COLUMBUS — They are learning how to talk to strangers, how to engage a reader and how to organize and plan their work.

Jeanne Ferran’s eighth-grade English language arts students are entering a national competition to speak out for the environment.

“We [Polk Middle School] have had a few students win the national competition and one win the international in years past,” Ferran said. “They write an unbiased article or produce a documentary film about a local environmental issue.”

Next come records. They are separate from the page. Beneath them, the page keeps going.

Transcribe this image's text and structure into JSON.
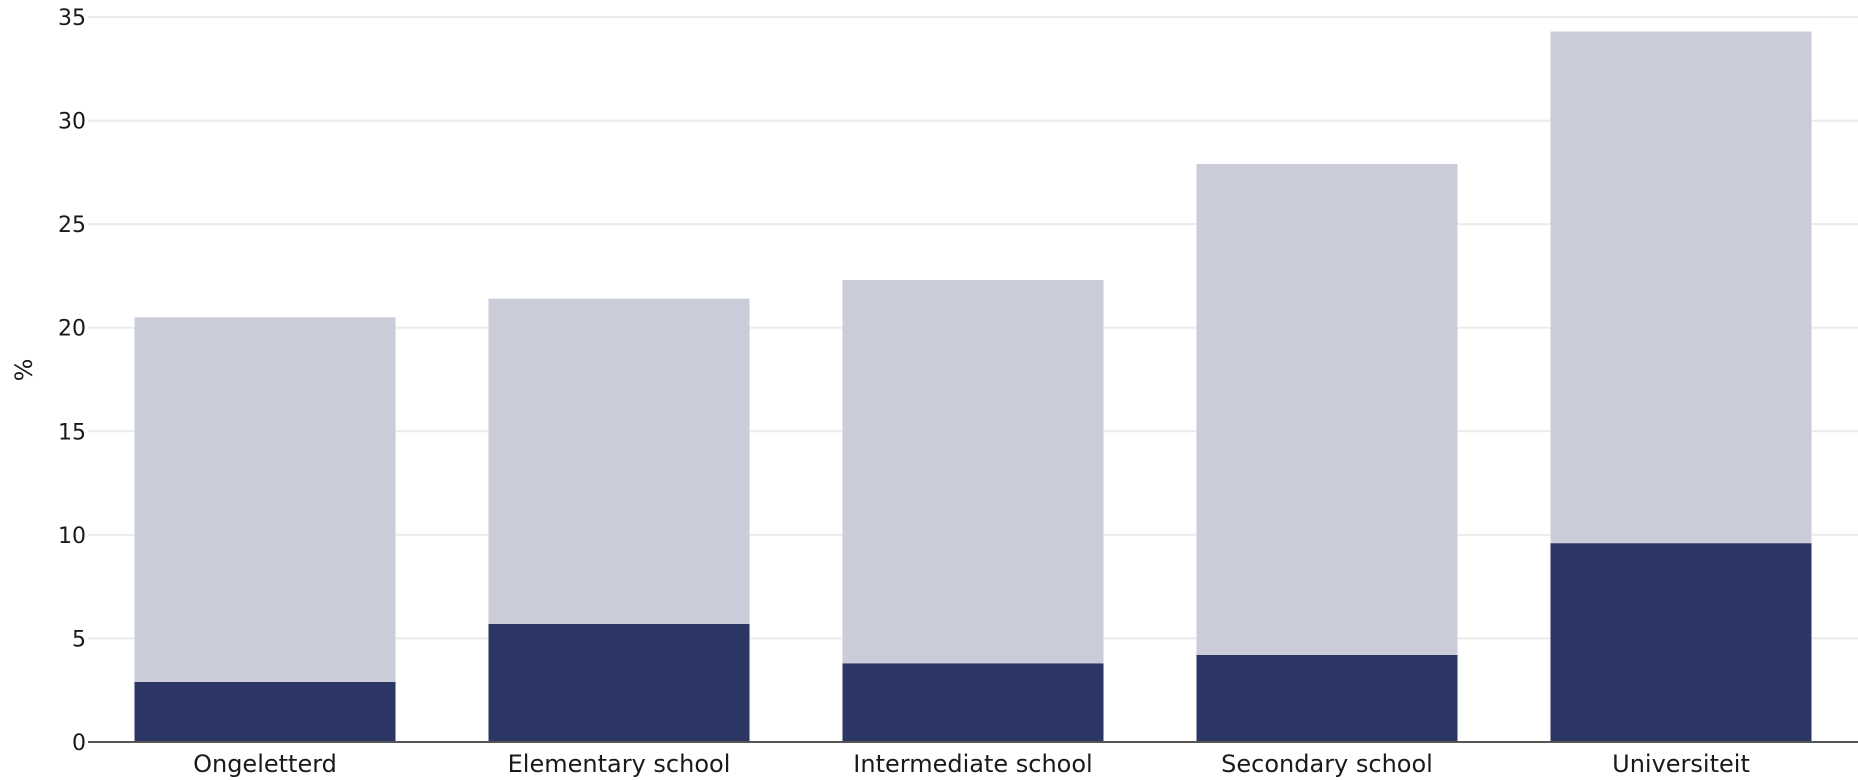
{
  "chart_data": {
    "type": "bar",
    "stacked": true,
    "categories": [
      "Ongeletterd",
      "Elementary school",
      "Intermediate school",
      "Secondary school",
      "Universiteit"
    ],
    "series": [
      {
        "values": [
          2.9,
          5.7,
          3.8,
          4.2,
          9.6
        ],
        "color": "#2b3665"
      },
      {
        "values": [
          17.6,
          15.7,
          18.5,
          23.7,
          24.7
        ],
        "color": "#cacdd9"
      }
    ],
    "totals": [
      20.5,
      21.4,
      22.3,
      27.9,
      34.3
    ],
    "ylabel": "%",
    "ylim": [
      0,
      35
    ],
    "yticks": [
      0,
      5,
      10,
      15,
      20,
      25,
      30,
      35
    ],
    "grid": true
  }
}
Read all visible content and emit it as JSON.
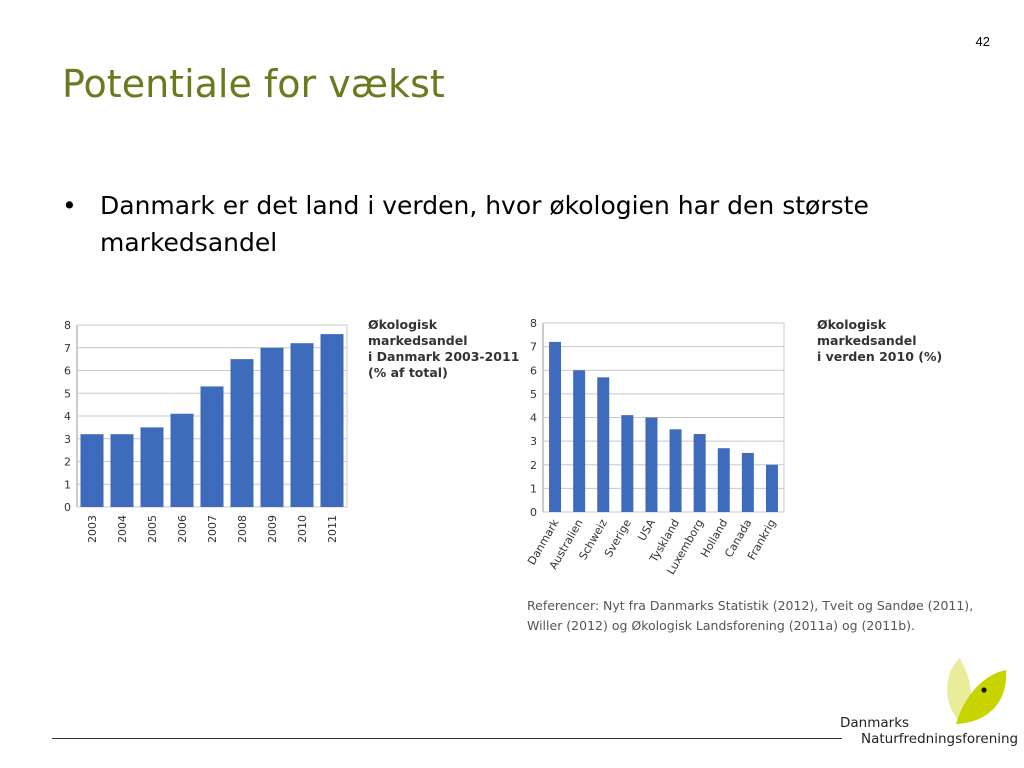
{
  "page_number": "42",
  "title": "Potentiale for vækst",
  "bullet": {
    "symbol": "•",
    "text": "Danmark er det land i verden, hvor økologien har den største markedsandel"
  },
  "references": "Referencer: Nyt fra Danmarks Statistik (2012), Tveit og Sandøe (2011), Willer (2012) og Økologisk Landsforening (2011a) og (2011b).",
  "logo": {
    "line1": "Danmarks",
    "line2": "Naturfredningsforening",
    "colors": [
      "#c8d400",
      "#e9ec9a"
    ]
  },
  "colors": {
    "title": "#6b7a1f",
    "bar": "#3f6bbd",
    "grid": "#c8c8c8"
  },
  "chart_data": [
    {
      "type": "bar",
      "title": "Økologisk markedsandel i Danmark 2003-2011 (% af total)",
      "title_lines": [
        "Økologisk markedsandel",
        "i Danmark 2003-2011",
        "(% af total)"
      ],
      "categories": [
        "2003",
        "2004",
        "2005",
        "2006",
        "2007",
        "2008",
        "2009",
        "2010",
        "2011"
      ],
      "values": [
        3.2,
        3.2,
        3.5,
        4.1,
        5.3,
        6.5,
        7.0,
        7.2,
        7.6
      ],
      "yticks": [
        "0",
        "1",
        "2",
        "3",
        "4",
        "5",
        "6",
        "7",
        "8"
      ],
      "ylim": [
        0,
        8
      ],
      "grid": true
    },
    {
      "type": "bar",
      "title": "Økologisk markedsandel i verden 2010 (%)",
      "title_lines": [
        "Økologisk markedsandel",
        "i verden 2010 (%)"
      ],
      "categories": [
        "Danmark",
        "Australien",
        "Schweiz",
        "Sverige",
        "USA",
        "Tyskland",
        "Luxemborg",
        "Holland",
        "Canada",
        "Frankrig"
      ],
      "values": [
        7.2,
        6.0,
        5.7,
        4.1,
        4.0,
        3.5,
        3.3,
        2.7,
        2.5,
        2.0
      ],
      "yticks": [
        "0",
        "1",
        "2",
        "3",
        "4",
        "5",
        "6",
        "7",
        "8"
      ],
      "ylim": [
        0,
        8
      ],
      "grid": true
    }
  ]
}
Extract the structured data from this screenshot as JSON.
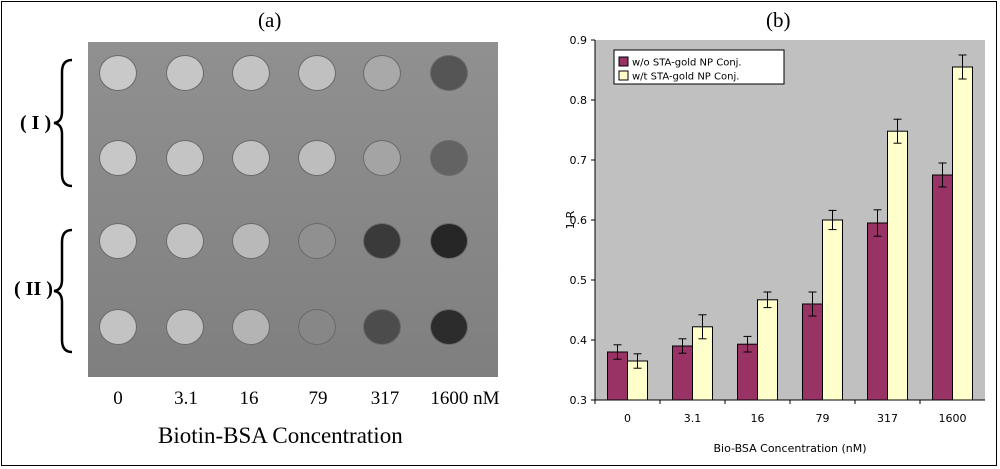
{
  "panel_a": {
    "label": "(a)",
    "group_labels": [
      "( I )",
      "( II )"
    ],
    "concentrations": [
      "0",
      "3.1",
      "16",
      "79",
      "317",
      "1600 nM"
    ],
    "xlabel": "Biotin-BSA Concentration",
    "dot_gray_levels": [
      [
        "#c9c9c9",
        "#c6c6c6",
        "#c3c3c3",
        "#c0c0c0",
        "#a9a9a9",
        "#555555"
      ],
      [
        "#c7c7c7",
        "#c4c4c4",
        "#c2c2c2",
        "#bdbdbd",
        "#a4a4a4",
        "#636363"
      ],
      [
        "#c6c6c6",
        "#c2c2c2",
        "#b9b9b9",
        "#909090",
        "#3a3a3a",
        "#262626"
      ],
      [
        "#c3c3c3",
        "#c0c0c0",
        "#b4b4b4",
        "#878787",
        "#4c4c4c",
        "#2c2c2c"
      ]
    ]
  },
  "panel_b": {
    "label": "(b)"
  },
  "chart_data": {
    "type": "bar",
    "title": "",
    "xlabel": "Bio-BSA Concentration (nM)",
    "ylabel": "1-R",
    "categories": [
      "0",
      "3.1",
      "16",
      "79",
      "317",
      "1600"
    ],
    "ylim": [
      0.3,
      0.9
    ],
    "yticks": [
      "0.3",
      "0.4",
      "0.5",
      "0.6",
      "0.7",
      "0.8",
      "0.9"
    ],
    "ytick_values": [
      0.3,
      0.4,
      0.5,
      0.6,
      0.7,
      0.8,
      0.9
    ],
    "grid": false,
    "legend_position": "top-left",
    "series": [
      {
        "name": "w/o STA-gold NP Conj.",
        "color": "#993366",
        "values": [
          0.38,
          0.39,
          0.393,
          0.46,
          0.595,
          0.675
        ],
        "errors": [
          0.012,
          0.012,
          0.013,
          0.02,
          0.022,
          0.02
        ]
      },
      {
        "name": "w/t STA-gold NP Conj.",
        "color": "#ffffcc",
        "values": [
          0.365,
          0.422,
          0.467,
          0.6,
          0.748,
          0.855
        ],
        "errors": [
          0.012,
          0.02,
          0.013,
          0.016,
          0.02,
          0.02
        ]
      }
    ]
  }
}
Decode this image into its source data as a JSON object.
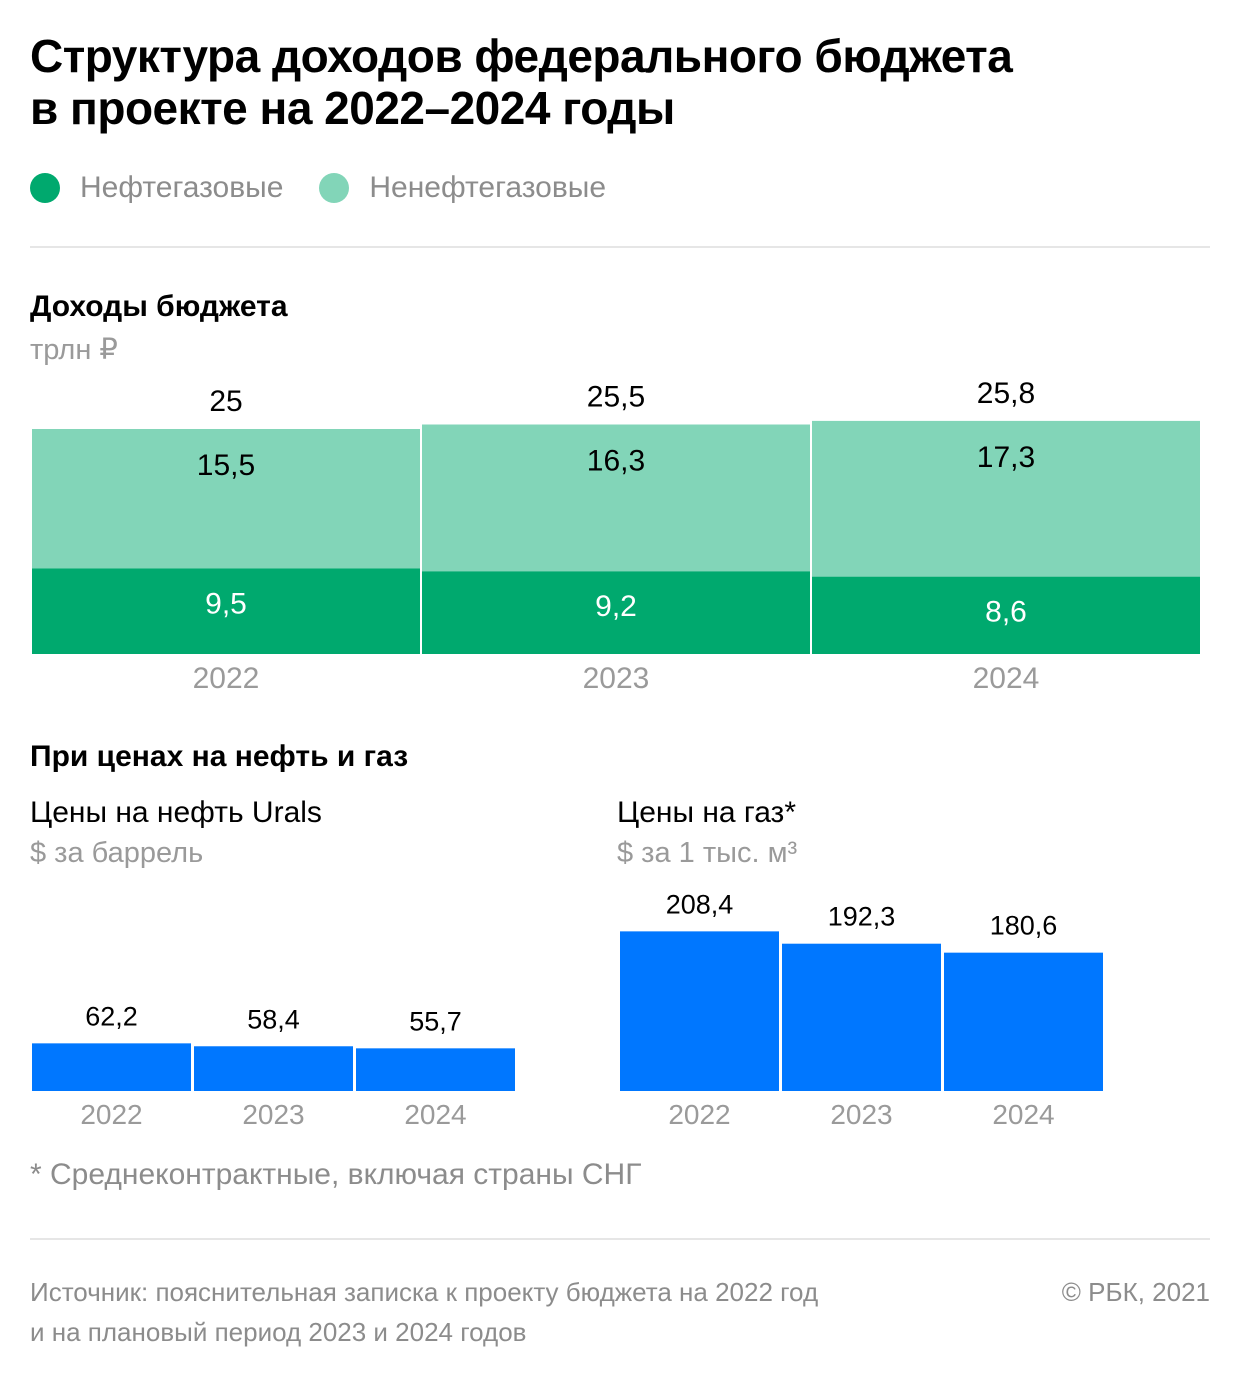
{
  "title_line1": "Структура доходов федерального бюджета",
  "title_line2": "в проекте на 2022–2024 годы",
  "legend": [
    {
      "label": "Нефтегазовые",
      "color": "#00a96e"
    },
    {
      "label": "Ненефтегазовые",
      "color": "#82d5b8"
    }
  ],
  "revenue": {
    "title": "Доходы бюджета",
    "unit": "трлн ₽"
  },
  "prices": {
    "title": "При ценах на нефть и газ"
  },
  "oil": {
    "title": "Цены на нефть Urals",
    "unit": "$ за баррель"
  },
  "gas": {
    "title": "Цены на газ*",
    "unit": "$ за 1 тыс. м³"
  },
  "footnote": "* Среднеконтрактные, включая страны СНГ",
  "source_line1": "Источник: пояснительная записка к проекту бюджета на 2022 год",
  "source_line2": "и на плановый период 2023 и 2024 годов",
  "copyright": "© РБК, 2021",
  "chart_data": [
    {
      "type": "bar",
      "stacked": true,
      "categories": [
        "2022",
        "2023",
        "2024"
      ],
      "series": [
        {
          "name": "Нефтегазовые",
          "values": [
            9.5,
            9.2,
            8.6
          ],
          "labels": [
            "9,5",
            "9,2",
            "8,6"
          ],
          "color": "#00a96e"
        },
        {
          "name": "Ненефтегазовые",
          "values": [
            15.5,
            16.3,
            17.3
          ],
          "labels": [
            "15,5",
            "16,3",
            "17,3"
          ],
          "color": "#82d5b8"
        }
      ],
      "totals": [
        25,
        25.5,
        25.8
      ],
      "total_labels": [
        "25",
        "25,5",
        "25,8"
      ],
      "title": "Доходы бюджета",
      "ylabel": "трлн ₽"
    },
    {
      "type": "bar",
      "categories": [
        "2022",
        "2023",
        "2024"
      ],
      "values": [
        62.2,
        58.4,
        55.7
      ],
      "labels": [
        "62,2",
        "58,4",
        "55,7"
      ],
      "color": "#0077ff",
      "title": "Цены на нефть Urals",
      "ylabel": "$ за баррель"
    },
    {
      "type": "bar",
      "categories": [
        "2022",
        "2023",
        "2024"
      ],
      "values": [
        208.4,
        192.3,
        180.6
      ],
      "labels": [
        "208,4",
        "192,3",
        "180,6"
      ],
      "color": "#0077ff",
      "title": "Цены на газ*",
      "ylabel": "$ за 1 тыс. м³"
    }
  ]
}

The competition is through the National Wildlife Federation Young Reporters for the Environment program. It is open to students ages 11-19 in over 30 countries around the world.

Students in Jeanne Ferran’s eighth-grade English language arts class at Polk Middle School are working on a national competition to investigate and report issues concerning the local environment. (Photo by Catherine Hunter)

The students investigate environmental issues and propose solutions through creative writing, photography and videography.

Ferran’s students chose subjects such as the threat to honey bees, sustainable forestry, white nose disease in bats, deer poaching, how the Tryon International Equestrian Center is affecting the environment and horse abuse and slaughter.

“The project gives the students a real-life experience as an investigative reporter,” Ferran said. “It allows them to take a stand for themselves and others.”

Polk Middle School student Henry Gardner said he learned how to talk to random strangers. Classmate Jesse James said he learned about writing out a plan for his documentary.

“I learned about how much imagery I need to use, and how to stay in touch with the reader when writing an article,” said another student, Covle Cameron.